County council approved a motion at its meeting on Tuesday, Nov. 10 that will see the creation of what is being called the Ponoka East County Regional Fire Department as well as passing motions, effective Jan. 1, 2016, that will see responsibility for invoicing of fire department service calls on area highways in the county. In addition, the new Regional Fire Chief Dennis Jones – who will officially take over his duties on Nov. 30 – has been given the authority to conduct random audits on all fire calls in the county come the new year.
Council was also told the consultant who assisted the county during the hiring process for Jones has been retained to conduct a full review of what the regional fire department organization should look like – from its structure to necessary equipment and right down to the bylaws that currently govern the county’s fire protection services.
According to Ponoka County chief administrative officer (CAO) Charlie Cutforth, the motions and the review are all about ensuring that the county can provide efficient and effective fire protection services to its residents in the event that an agreement on bringing the Ponoka Fire Department into the regional fire department model isn’t completed before the former fire protection agreement between the county and Town of Ponoka ends next April.
“What it all boils down to is we are proceeding with establishing a district fire department so the county can be ready to provide residents with the service they expect should our current agreement expire before a new one can be completed,” Cutforth explained in an interview last week.
“We understand that town has their own issues to deal with and by doing this, it lets them come back to us when they are ready.”
He added council came to this conclusion following some lengthy discussions with its new regional fire chief and the consultant.
“Through our discussions, it was made quite clear to council by both Dennis (Jones) and our consultant that there isn’t a lot of time left to get organized in case that agreement expires without something else in place,” Cutforth stated.
“And if there is a need for us to have to provide our own fire protection services, then we needed to begin planning now to make certain we had our own department in place to ensure the safety of our residents.”
Including in the planning is nailing down what equipment they currently own – which includes one pumper unit presently being used and housed at the Ponoka Fire Department, sourcing out possible volunteer firefighting personnel (which may include previous or current firefighters that live in the area), to staff the department, purchasing the necessary gear, hoses and other firefighting/rescue equipment to supply the department, finding a temporary location for a fire hall and potentially having to negotiate with the Town of Ponoka regarding the allocation of or compensation for the presently shared-ownership of several units currently stored at the Ponoka Fire Department.

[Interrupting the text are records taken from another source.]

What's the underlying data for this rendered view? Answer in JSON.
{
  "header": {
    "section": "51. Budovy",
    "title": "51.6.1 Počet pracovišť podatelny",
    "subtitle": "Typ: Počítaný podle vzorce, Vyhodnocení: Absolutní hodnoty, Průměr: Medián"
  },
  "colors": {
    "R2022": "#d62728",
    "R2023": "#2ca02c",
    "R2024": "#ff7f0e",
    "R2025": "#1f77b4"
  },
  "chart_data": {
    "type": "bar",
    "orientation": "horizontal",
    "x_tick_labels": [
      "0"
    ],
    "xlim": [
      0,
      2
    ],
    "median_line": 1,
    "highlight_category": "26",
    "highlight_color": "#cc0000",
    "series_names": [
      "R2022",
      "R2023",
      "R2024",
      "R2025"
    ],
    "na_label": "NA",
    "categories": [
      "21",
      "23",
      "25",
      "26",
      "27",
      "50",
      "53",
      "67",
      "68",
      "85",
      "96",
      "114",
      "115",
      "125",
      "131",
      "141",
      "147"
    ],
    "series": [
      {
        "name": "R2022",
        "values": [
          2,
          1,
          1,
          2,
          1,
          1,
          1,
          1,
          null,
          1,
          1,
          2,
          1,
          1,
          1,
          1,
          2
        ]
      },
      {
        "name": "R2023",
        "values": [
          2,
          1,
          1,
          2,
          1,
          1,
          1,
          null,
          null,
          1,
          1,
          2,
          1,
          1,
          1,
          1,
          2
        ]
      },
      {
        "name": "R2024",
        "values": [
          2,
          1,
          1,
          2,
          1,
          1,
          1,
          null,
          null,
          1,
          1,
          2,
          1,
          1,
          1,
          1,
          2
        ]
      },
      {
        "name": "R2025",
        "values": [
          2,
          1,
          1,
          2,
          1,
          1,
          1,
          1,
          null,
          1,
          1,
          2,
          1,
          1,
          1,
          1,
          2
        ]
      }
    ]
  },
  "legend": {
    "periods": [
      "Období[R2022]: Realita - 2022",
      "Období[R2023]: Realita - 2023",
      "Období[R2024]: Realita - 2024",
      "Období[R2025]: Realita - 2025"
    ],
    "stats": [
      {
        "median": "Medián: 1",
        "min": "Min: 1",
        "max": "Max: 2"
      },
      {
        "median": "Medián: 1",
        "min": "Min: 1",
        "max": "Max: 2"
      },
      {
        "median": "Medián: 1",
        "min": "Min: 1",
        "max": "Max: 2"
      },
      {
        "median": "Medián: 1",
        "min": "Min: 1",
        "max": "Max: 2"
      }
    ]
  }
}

However, Ponoka County’s preference is to have an agreement signed, sealed and delivered on a regional fire protection service with the town before ever having to take the step – and the expense – of going that route. The only problem is time is quickly running out with the present agreement expiring on Apr. 28, 2016.

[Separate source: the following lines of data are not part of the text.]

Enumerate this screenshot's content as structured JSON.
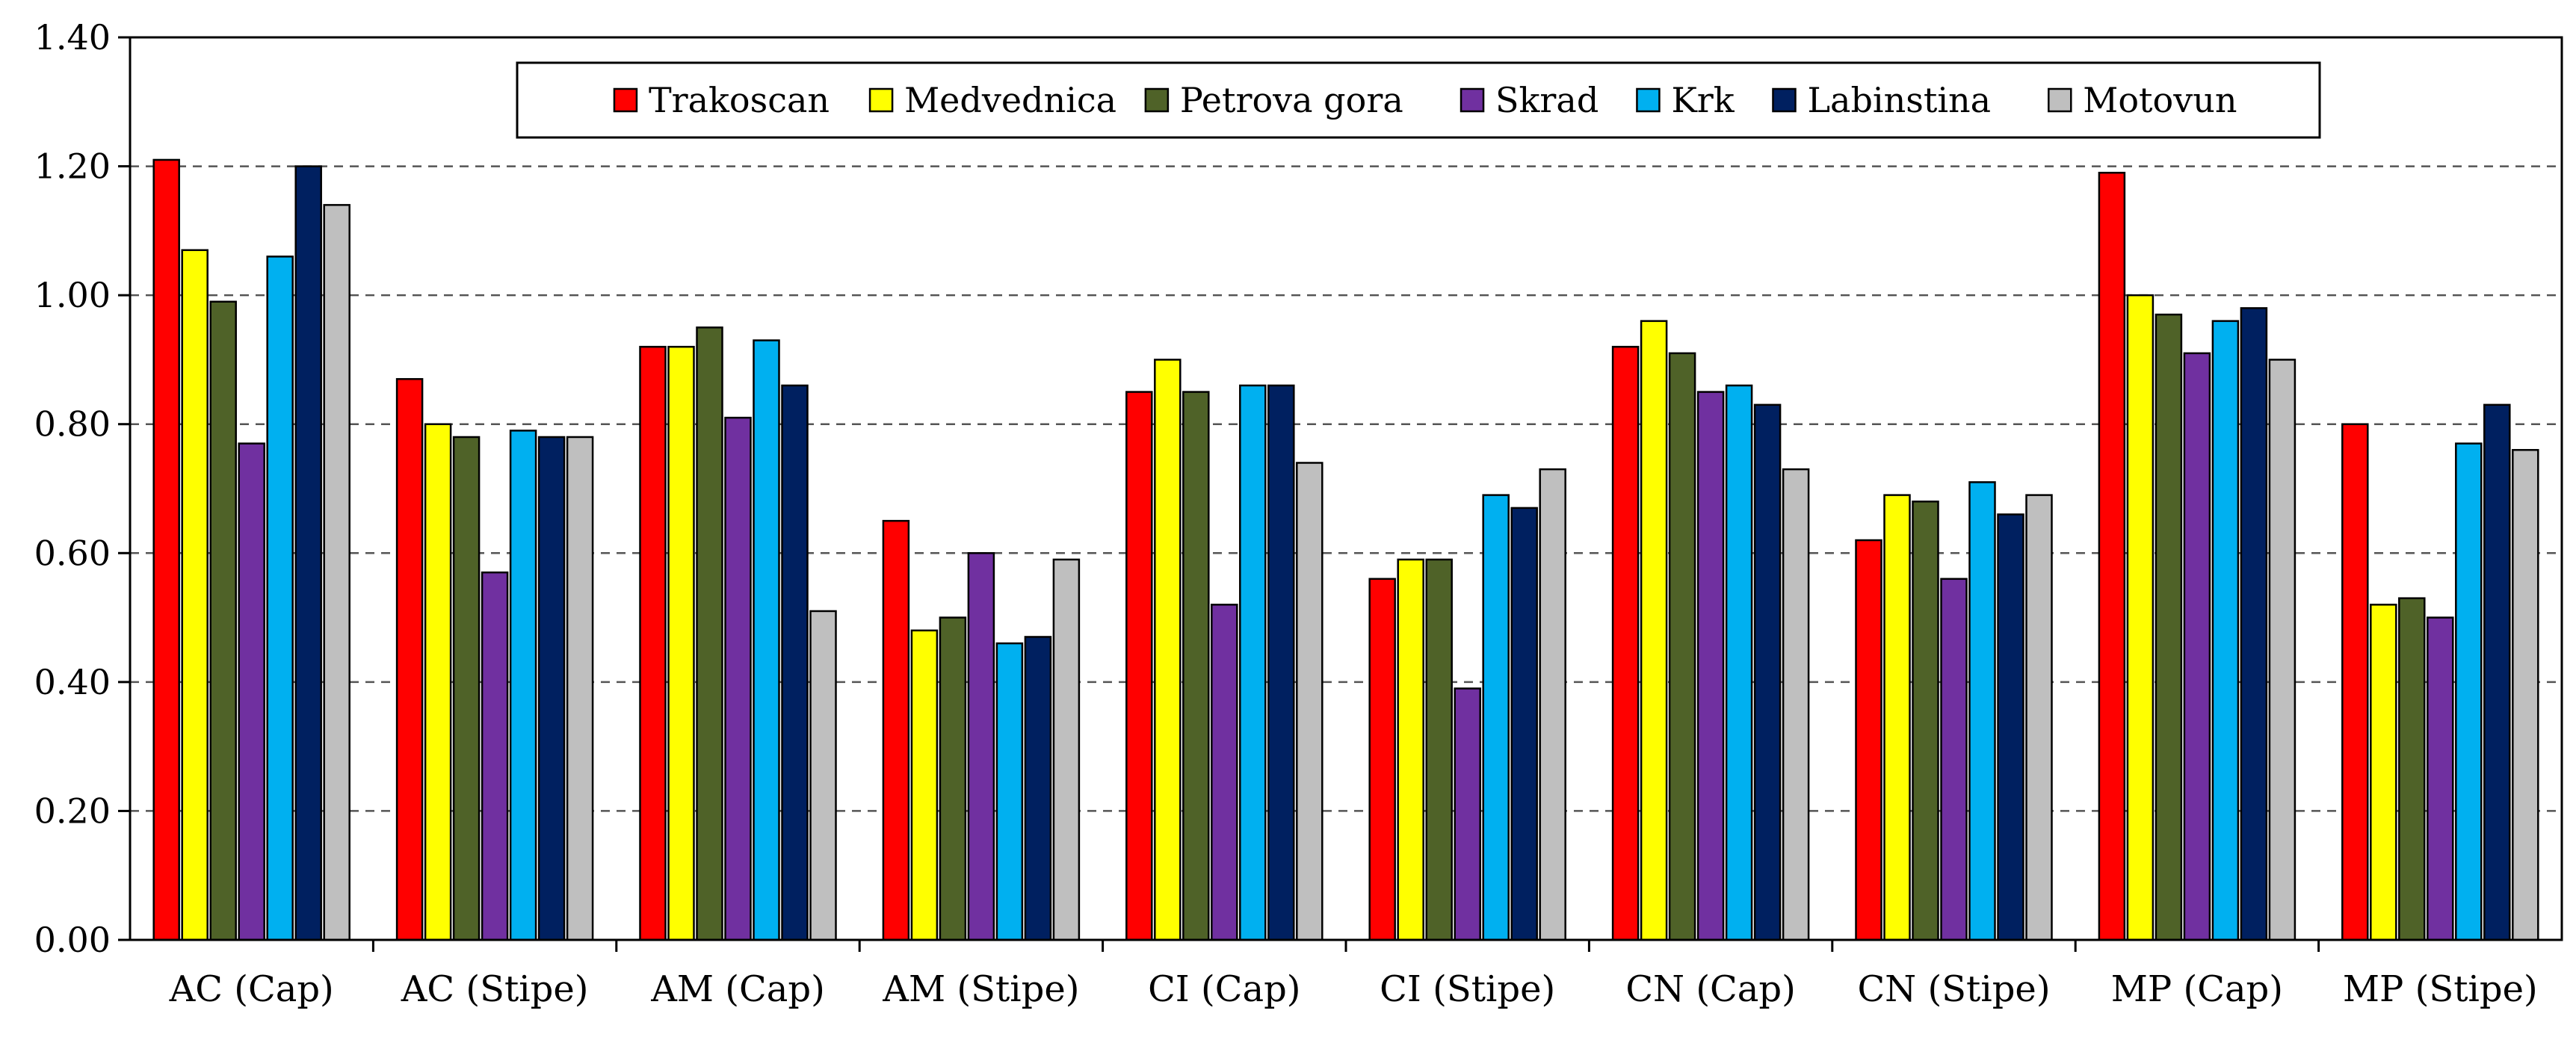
{
  "chart_data": {
    "type": "bar",
    "title": "",
    "xlabel": "",
    "ylabel": "",
    "ylim": [
      0,
      1.4
    ],
    "yticks": [
      "0.00",
      "0.20",
      "0.40",
      "0.60",
      "0.80",
      "1.00",
      "1.20",
      "1.40"
    ],
    "grid": "horizontal dashed",
    "legend_position": "top-center",
    "categories": [
      "AC (Cap)",
      "AC (Stipe)",
      "AM (Cap)",
      "AM (Stipe)",
      "CI (Cap)",
      "CI (Stipe)",
      "CN (Cap)",
      "CN (Stipe)",
      "MP (Cap)",
      "MP (Stipe)"
    ],
    "series": [
      {
        "name": "Trakoscan",
        "color": "#ff0000",
        "values": [
          1.21,
          0.87,
          0.92,
          0.65,
          0.85,
          0.56,
          0.92,
          0.62,
          1.19,
          0.8
        ]
      },
      {
        "name": "Medvednica",
        "color": "#ffff00",
        "values": [
          1.07,
          0.8,
          0.92,
          0.48,
          0.9,
          0.59,
          0.96,
          0.69,
          1.0,
          0.52
        ]
      },
      {
        "name": "Petrova gora",
        "color": "#4f6228",
        "values": [
          0.99,
          0.78,
          0.95,
          0.5,
          0.85,
          0.59,
          0.91,
          0.68,
          0.97,
          0.53
        ]
      },
      {
        "name": "Skrad",
        "color": "#7030a0",
        "values": [
          0.77,
          0.57,
          0.81,
          0.6,
          0.52,
          0.39,
          0.85,
          0.56,
          0.91,
          0.5
        ]
      },
      {
        "name": "Krk",
        "color": "#00b0f0",
        "values": [
          1.06,
          0.79,
          0.93,
          0.46,
          0.86,
          0.69,
          0.86,
          0.71,
          0.96,
          0.77
        ]
      },
      {
        "name": "Labinstina",
        "color": "#002060",
        "values": [
          1.2,
          0.78,
          0.86,
          0.47,
          0.86,
          0.67,
          0.83,
          0.66,
          0.98,
          0.83
        ]
      },
      {
        "name": "Motovun",
        "color": "#bfbfbf",
        "values": [
          1.14,
          0.78,
          0.51,
          0.59,
          0.74,
          0.73,
          0.73,
          0.69,
          0.9,
          0.76
        ]
      }
    ]
  }
}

“As I explained to Doug (Wright, the town’s interim CAO) through some emails last week, the matter of getting this agreement finished has been pending for at least a year and while we still value our relationship with the town and it remains our sincere desire to see the agreement done, it was recommended to us as a county that the timelines for having something in place to meet our needs are getting very tight should the agreement expire,” Cutforth stated.
“The Town of Ponoka and Ponoka County have had this fire services partnership for 33 years, and when the town is ready in the future, it would be wonderful to continue with that, but we can’t wait any longer.”
He added that if the two municipalities can complete an agreement in time, all of the planning being done will not be in vain considering the significant growth of subdivisions in the county along with the potential future growth of the town.
“What the future will bring, who knows? If there continues to be growth – whether in the county or the town – there may be a need for expansion of fire protection services, possibly including a new hall filled with equipment and members, to serve and that may mean another hall or a new larger location to replace the present one, but that is all something that can be looked at down the road,” he said.